Şimdi gözaltında “ifade vermek istemiyorum” diye bir seçenek var. Eskiden “ifade vermiyorum” demek neredeyse “beni öldürün” demek gibi bir şeydi. “İfade vermiyorum” dediğinizde işkencenin dozu iki katına çıkardı.
Demek ki neymiş, eğitim şart değilmiş.
Devlet şiddet politikasından vazgeçerse, yasalar yapılırsa, tedbirler alınırsa işkencenin önü kesilebilirmiş.
Şiddeti eğitim değil, Türkiye’deki tüm ezilenlerin devrimci politik mücadelesi durdurdu.
*
Özgül olarak çok ağır olan Arnç’ı izliyorum, Mecidiyeköy’de ölen işçilerin ardından diyor ki: “Çok benzeri yakın zamanlarda oldu. Piknik yapan vatandaşlarımız uyarılmış olmalarına rağmen barajdaki sular bırakılınca ölüverdiler.” Ne kadar güzel değil mi? Ne kadar doğal? İnsanın gidip bu doğallığı tatması için piknikte ölesi geliyor.
Yani nedir?
Ölmek piknik yapmanın fıtratında var, ölmek asansöre binmenin fıtratında var, ölmenin aynı zamanda kömür çıkarma işinin fıtratında olduğunu Erdoğan daha önce açıklamıştı zaten. Tam bir devamlılık, tam bir “durmak yok yola devam” hali.

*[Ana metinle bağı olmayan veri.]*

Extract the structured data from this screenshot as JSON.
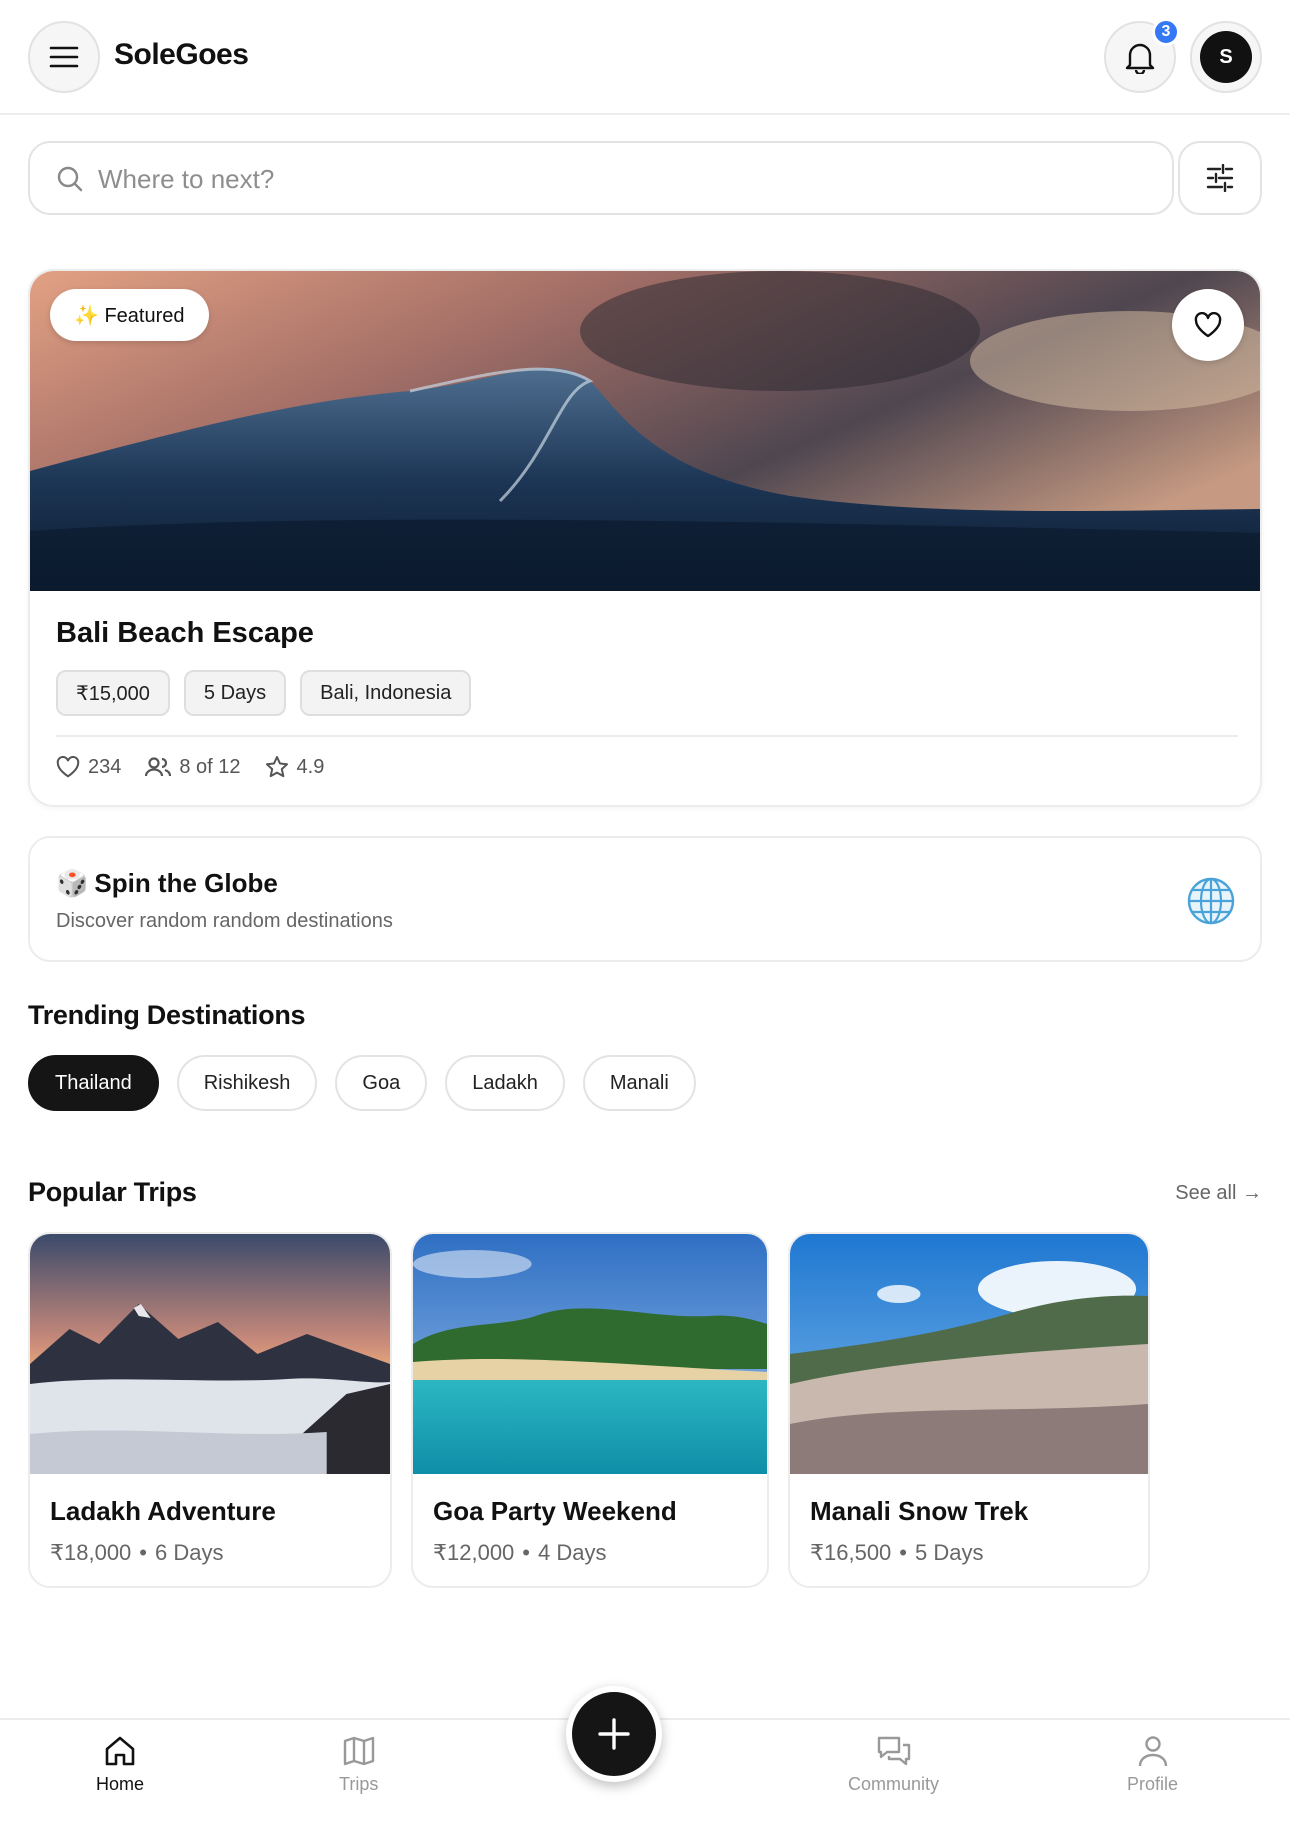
{
  "header": {
    "app_title": "SoleGoes",
    "notification_count": "3",
    "avatar_initial": "S"
  },
  "search": {
    "placeholder": "Where to next?"
  },
  "featured": {
    "badge_label": "✨ Featured",
    "title": "Bali Beach Escape",
    "price": "₹15,000",
    "duration": "5 Days",
    "location": "Bali, Indonesia",
    "likes": "234",
    "spots": "8 of 12",
    "rating": "4.9"
  },
  "spin": {
    "emoji": "🎲",
    "title": "Spin the Globe",
    "subtitle": "Discover random random destinations"
  },
  "trending": {
    "title": "Trending Destinations",
    "tags": [
      "Thailand",
      "Rishikesh",
      "Goa",
      "Ladakh",
      "Manali"
    ],
    "active_index": 0
  },
  "popular": {
    "title": "Popular Trips",
    "see_all": "See all →",
    "trips": [
      {
        "title": "Ladakh Adventure",
        "price": "₹18,000",
        "duration": "6 Days"
      },
      {
        "title": "Goa Party Weekend",
        "price": "₹12,000",
        "duration": "4 Days"
      },
      {
        "title": "Manali Snow Trek",
        "price": "₹16,500",
        "duration": "5 Days"
      }
    ]
  },
  "bottom_nav": {
    "items": [
      "Home",
      "Trips",
      "Community",
      "Profile"
    ],
    "active": "Home"
  },
  "colors": {
    "accent": "#151515",
    "badge": "#3478f6",
    "border": "#ececec"
  }
}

Hadi bunlar kaşarlanmış, çekirdekten yetişme sağcı. Davutoğlu bu ağızları ne çabuk öğrendi diye hayret ediyorum. O da konuyu biraz eveleyip geveledikten sonra, genel olarak eğitimin ilerlemesine bağlıyor. Yani bir iki yüzyıl da asansörlerde, piknikte ve kömür madeninde ölmemek için bekleyeceğiz.
Berbat gerici oldukları yetmiyor, aynı zamanda çok aşırı yavaş ilerlemeciler.
*
Soma’da 301 işçi öldüğü zaman AKP’nin yandaş televizyonlarına çıkan kıtıpiyos yorumcular, büyük bir ihtişamla sorunun kaynağının sıkı durun, neo-liberalizim olduğunu ifşa ediyorlardı. Şu ferasete bakınız. Şu derinliğe bakınız. Olayın suçunu şu çirkin kapitalizme bağlayanlar bile oldu.

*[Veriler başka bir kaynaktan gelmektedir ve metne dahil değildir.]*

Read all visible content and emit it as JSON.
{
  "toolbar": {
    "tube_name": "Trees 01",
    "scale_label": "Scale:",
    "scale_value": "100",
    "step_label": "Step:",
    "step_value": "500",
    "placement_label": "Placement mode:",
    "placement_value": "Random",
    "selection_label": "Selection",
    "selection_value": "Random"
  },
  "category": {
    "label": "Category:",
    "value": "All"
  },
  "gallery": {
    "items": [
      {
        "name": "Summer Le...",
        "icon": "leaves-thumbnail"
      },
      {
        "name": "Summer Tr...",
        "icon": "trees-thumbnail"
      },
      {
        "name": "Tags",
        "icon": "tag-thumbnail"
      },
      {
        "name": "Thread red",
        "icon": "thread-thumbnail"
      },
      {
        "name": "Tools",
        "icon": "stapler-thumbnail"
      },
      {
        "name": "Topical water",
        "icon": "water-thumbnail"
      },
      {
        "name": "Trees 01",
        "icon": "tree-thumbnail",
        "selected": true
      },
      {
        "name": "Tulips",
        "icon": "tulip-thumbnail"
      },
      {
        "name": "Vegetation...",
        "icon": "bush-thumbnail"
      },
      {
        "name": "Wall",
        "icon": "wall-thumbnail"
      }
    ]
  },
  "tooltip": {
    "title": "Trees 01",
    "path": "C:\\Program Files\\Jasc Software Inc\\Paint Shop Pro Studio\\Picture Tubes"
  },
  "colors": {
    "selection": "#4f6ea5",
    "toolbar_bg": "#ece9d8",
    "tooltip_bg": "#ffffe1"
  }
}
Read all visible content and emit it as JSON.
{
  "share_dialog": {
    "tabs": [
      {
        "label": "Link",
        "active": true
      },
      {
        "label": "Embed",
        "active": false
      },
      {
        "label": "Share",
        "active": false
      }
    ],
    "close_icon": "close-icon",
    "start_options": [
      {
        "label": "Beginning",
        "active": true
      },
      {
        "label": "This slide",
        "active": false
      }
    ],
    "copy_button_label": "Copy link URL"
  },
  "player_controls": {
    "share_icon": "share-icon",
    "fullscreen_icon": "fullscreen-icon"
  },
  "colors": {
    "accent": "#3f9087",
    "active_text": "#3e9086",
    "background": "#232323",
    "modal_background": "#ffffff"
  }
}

Neden böyle yapıyorlardı? Suçlu neo-liberalizmdi, suçlu kapitalizmdi.
Ama asla ve kata AKP hükümeti değildi. Bakanlar değildi. Firma sahibi değildi. Denetim yapması gerekenler değildi.
İşin ucu AKP’ye dokunmayacaksa yandaş yorumcular sosyalist bile olmaya razıydılar.

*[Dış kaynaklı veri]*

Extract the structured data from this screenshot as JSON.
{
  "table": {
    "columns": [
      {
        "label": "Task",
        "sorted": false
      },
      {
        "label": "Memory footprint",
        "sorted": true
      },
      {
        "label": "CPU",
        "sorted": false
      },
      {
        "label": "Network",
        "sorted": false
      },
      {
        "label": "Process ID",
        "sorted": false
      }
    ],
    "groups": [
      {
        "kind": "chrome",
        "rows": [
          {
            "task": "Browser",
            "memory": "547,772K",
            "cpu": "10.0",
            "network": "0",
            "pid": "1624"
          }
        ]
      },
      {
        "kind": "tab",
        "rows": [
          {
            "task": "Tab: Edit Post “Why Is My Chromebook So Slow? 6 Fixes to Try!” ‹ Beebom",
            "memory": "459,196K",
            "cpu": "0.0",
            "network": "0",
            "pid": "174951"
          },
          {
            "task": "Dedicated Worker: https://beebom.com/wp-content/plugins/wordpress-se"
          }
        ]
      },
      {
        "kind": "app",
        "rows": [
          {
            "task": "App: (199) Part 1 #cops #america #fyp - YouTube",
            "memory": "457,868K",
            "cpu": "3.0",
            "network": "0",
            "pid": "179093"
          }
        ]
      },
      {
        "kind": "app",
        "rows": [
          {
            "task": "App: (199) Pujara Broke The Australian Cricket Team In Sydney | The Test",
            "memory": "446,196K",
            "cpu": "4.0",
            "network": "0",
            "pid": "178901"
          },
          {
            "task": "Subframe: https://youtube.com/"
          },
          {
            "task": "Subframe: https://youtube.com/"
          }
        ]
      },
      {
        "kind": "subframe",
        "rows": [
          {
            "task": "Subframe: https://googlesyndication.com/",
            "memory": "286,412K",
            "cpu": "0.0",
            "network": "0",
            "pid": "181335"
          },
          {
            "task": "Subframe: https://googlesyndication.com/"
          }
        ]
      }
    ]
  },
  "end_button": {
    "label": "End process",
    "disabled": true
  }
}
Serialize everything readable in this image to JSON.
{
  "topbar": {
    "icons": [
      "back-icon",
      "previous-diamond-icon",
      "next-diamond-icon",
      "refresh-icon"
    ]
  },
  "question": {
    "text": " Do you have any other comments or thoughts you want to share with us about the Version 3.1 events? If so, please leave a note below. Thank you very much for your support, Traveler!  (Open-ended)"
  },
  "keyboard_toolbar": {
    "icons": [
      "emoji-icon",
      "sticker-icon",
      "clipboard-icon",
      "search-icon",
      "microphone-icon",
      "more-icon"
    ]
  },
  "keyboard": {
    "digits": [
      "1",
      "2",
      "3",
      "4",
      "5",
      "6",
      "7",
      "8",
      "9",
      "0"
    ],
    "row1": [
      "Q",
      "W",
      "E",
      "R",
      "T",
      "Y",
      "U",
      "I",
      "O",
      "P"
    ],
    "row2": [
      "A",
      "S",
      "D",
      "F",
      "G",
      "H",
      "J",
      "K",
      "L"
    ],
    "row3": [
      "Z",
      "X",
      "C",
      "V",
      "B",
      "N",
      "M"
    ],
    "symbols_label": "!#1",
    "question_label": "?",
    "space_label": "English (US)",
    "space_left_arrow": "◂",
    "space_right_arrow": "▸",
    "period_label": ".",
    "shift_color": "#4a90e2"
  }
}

Allah’ın hikmeti işte. Demek ki kırk yılın ortaçağ tiryakilerini bu şekilde sosyalizm dünyasına kazanmak da varmış.
*
Gerçek bir devrimci mücadele somut bir politik hatta verilir.
AKP kendisini kurtarmak için fıtrat der, doğasında var der, eğitim sorunu der, sistem sorunu der.
Sol bu tongaya düşmemelidir. Sistem ve eğitim konularına bilahare bakacağız ama şu anda AKP’yi ensesinden yakalamalıyız. AKP’yi bugün, bu somut konuda ensesinden yakalayamayanlar, sistemi hiç yakalayamaz.
Bugünün işini yarına bırakma, yarının işini bugün sanma.